German Foreign Minister Heiko Maas is not one to envy right now: He wants to try to save a treaty between the US and Russia that is beyond saving. The INF treaty is dead. Signed in 1987, the agreement oversaw the elimination and banning of short- and medium-range missiles. These are weapons first developed by the USSR and then later by the United States. Given their limited range and nuclear capability, it would have been Europe, not the US, to suffer the radioactive consequences.
That's why such a ban has always been a matter of life or death for Europeans. It led to a two-tiered NATO policy towards the Soviet Union: Get rid of these weapons or have the same ones pointed at you. A negotiated disarmament was always on the table.
A treaty's last gasps
The brutal logic worked, leading to the INF treaty between the US and USSR. It made both countries simply contractual partners — an important point in understanding why intermediaries today, such as Maas, find themselves coming up short. The INF treaty ended years of expensive arms development and emotional debates. Now, the treaty is gasping its last breaths, and it would need much more than a diplomatic defibrillator to survive.
That's because Russia, the legal successor of the USSR, has been violating the treaty for years by developing banned delivery systems.
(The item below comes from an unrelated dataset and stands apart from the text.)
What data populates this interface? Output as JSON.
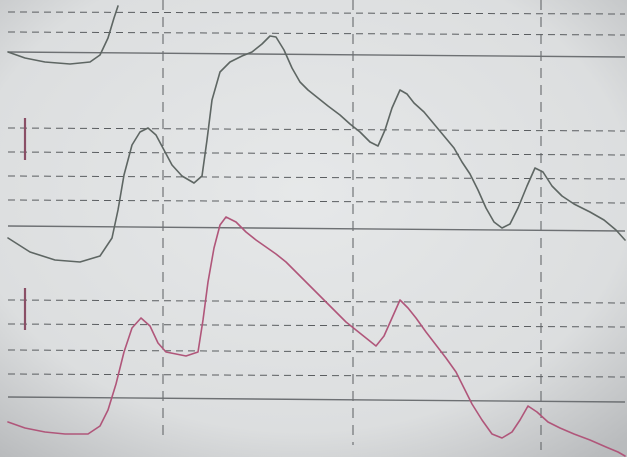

President Donald Trump wasted little time in announcing the US withdrawal from the treaty. At the urging of NATO's European members, the US offered Russia a final deadline: Put an end to banned weapons programs by February 2, or the INF treaty is over.
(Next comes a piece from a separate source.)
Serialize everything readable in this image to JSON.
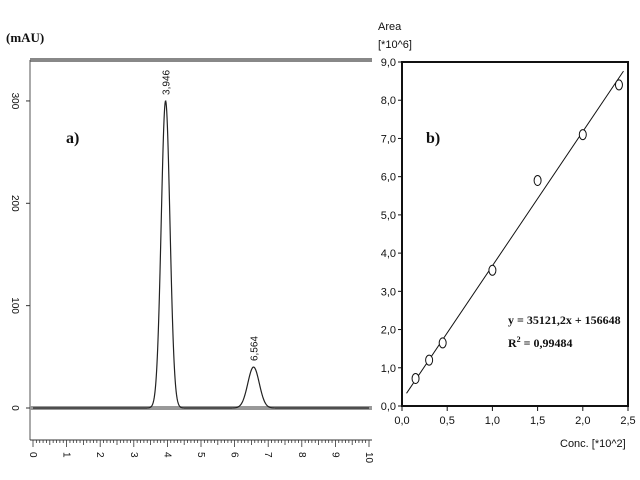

"Russia can save the treaty," Maas told his Russian counterpart. But Russian Foreign Minister Sergey Lavrov replied that he had no reason to believe the US was interested in serious dialogue.
Both sides want to free themselves of the treaty's shackles. Both sides are looking strategically down the line, confronted by China's growing status as a superpower. Unlike the US and Russia, China is not bound to any arms treaty governing medium-range rockets. The European Union is, however, beholden to it and well aware of that difference. Unlike four decades ago, the US is no longer the West's reliable hegemon, and Donald Trump is too volatile to predict. Consultations jointly searching for global solutions are on hold until further notice.
Read more: NATO, US pressure Moscow on INF treaty
A continent at a strategic dead end
Making matters worse, the EU finds itself in permanent crisis. Brexit has paralyzed both sides of the English Channel. France is in dangerous political waters at home. And Germany comes off as the sick man of Europe when it comes to security policy. The German government now wants to focus squarely on arms control and draw international attention to the threats of cyberwarfare and autonomous weapon systems. That is commendable, but does not get us out of the strategic dead end that the EU has fallen into more than a quarter century since the end of the Cold War.
EU security interests have not changed much over the decades: The European continent is not to be a battlefield, nor a bargaining chip.